The binding constraint is therefore not legal permission, but implementation capacity, incentives, and practical usability.

A Usability-Focused Approach

Reform priorities should shift from introducing new concepts toward improving the usability of existing tools. The goal should be to reduce complexity and make current instruments easier to apply, particularly for smaller contracting authorities with limited administrative capacity.

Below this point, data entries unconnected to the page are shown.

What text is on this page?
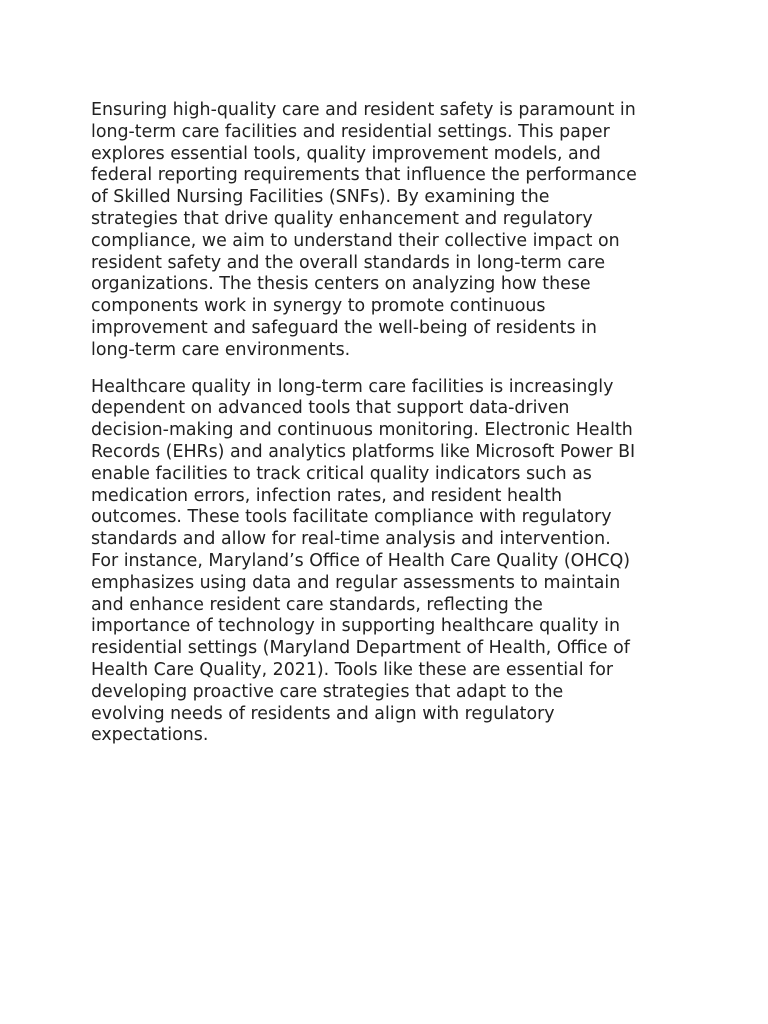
Ensuring high-quality care and resident safety is paramount in
long-term care facilities and residential settings. This paper
explores essential tools, quality improvement models, and
federal reporting requirements that influence the performance
of Skilled Nursing Facilities (SNFs). By examining the
strategies that drive quality enhancement and regulatory
compliance, we aim to understand their collective impact on
resident safety and the overall standards in long-term care
organizations. The thesis centers on analyzing how these
components work in synergy to promote continuous
improvement and safeguard the well-being of residents in
long-term care environments.

Healthcare quality in long-term care facilities is increasingly
dependent on advanced tools that support data-driven
decision-making and continuous monitoring. Electronic Health
Records (EHRs) and analytics platforms like Microsoft Power BI
enable facilities to track critical quality indicators such as
medication errors, infection rates, and resident health
outcomes. These tools facilitate compliance with regulatory
standards and allow for real-time analysis and intervention.
For instance, Maryland’s Office of Health Care Quality (OHCQ)
emphasizes using data and regular assessments to maintain
and enhance resident care standards, reflecting the
importance of technology in supporting healthcare quality in
residential settings (Maryland Department of Health, Office of
Health Care Quality, 2021). Tools like these are essential for
developing proactive care strategies that adapt to the
evolving needs of residents and align with regulatory
expectations.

Price-only evaluation remains appropriate for standardized goods and services, while more complex procurements depend primarily on better preparatory work rather than additional ex post justification.

Priority Actions

Effective reform requires a selective and enabling approach focused on practical support rather than additional controls:

  1. Model documents: Expanding and actively promoting centrally developed model tender documents and evaluation frameworks
  2. Guidance: Strengthening guidance on transparent and competition-neutral market consultations
  3. Training: Investing in targeted professional training to help contracting authorities translate functional needs into clear specifications and defensible award criteria

These operational improvements, rather than new formal obligations, are what distinguish procurement systems that successfully use quality-based tools from those that remain predominantly price-driven in everyday practice.

Proposed Indicator: PMCI

A useful new indicator to complement the Reform Agenda’s transparency focus would be a Procurement Market Contestability Index (PMCI)—a value-weighted measure designed to capture whether procurement is actually competitive and accessible in practice, not just formally compliant.

The PMCI would track the share of total awarded procurement value that meets three “contestability” conditions:

ConditionDescription
Effective competitionProcedures with at least two valid bids
Competition-enabling designUse of lots or a published, evidence-based justification for non-lotting in larger contracts
Market access at the top endSME participation specifically in the highest-value tenders (e.g., top decile by value), rather than only in headline totals

Built from e-procurement data, the PMCI would link procurement design choices directly to market access, concentration, and economic efficiency.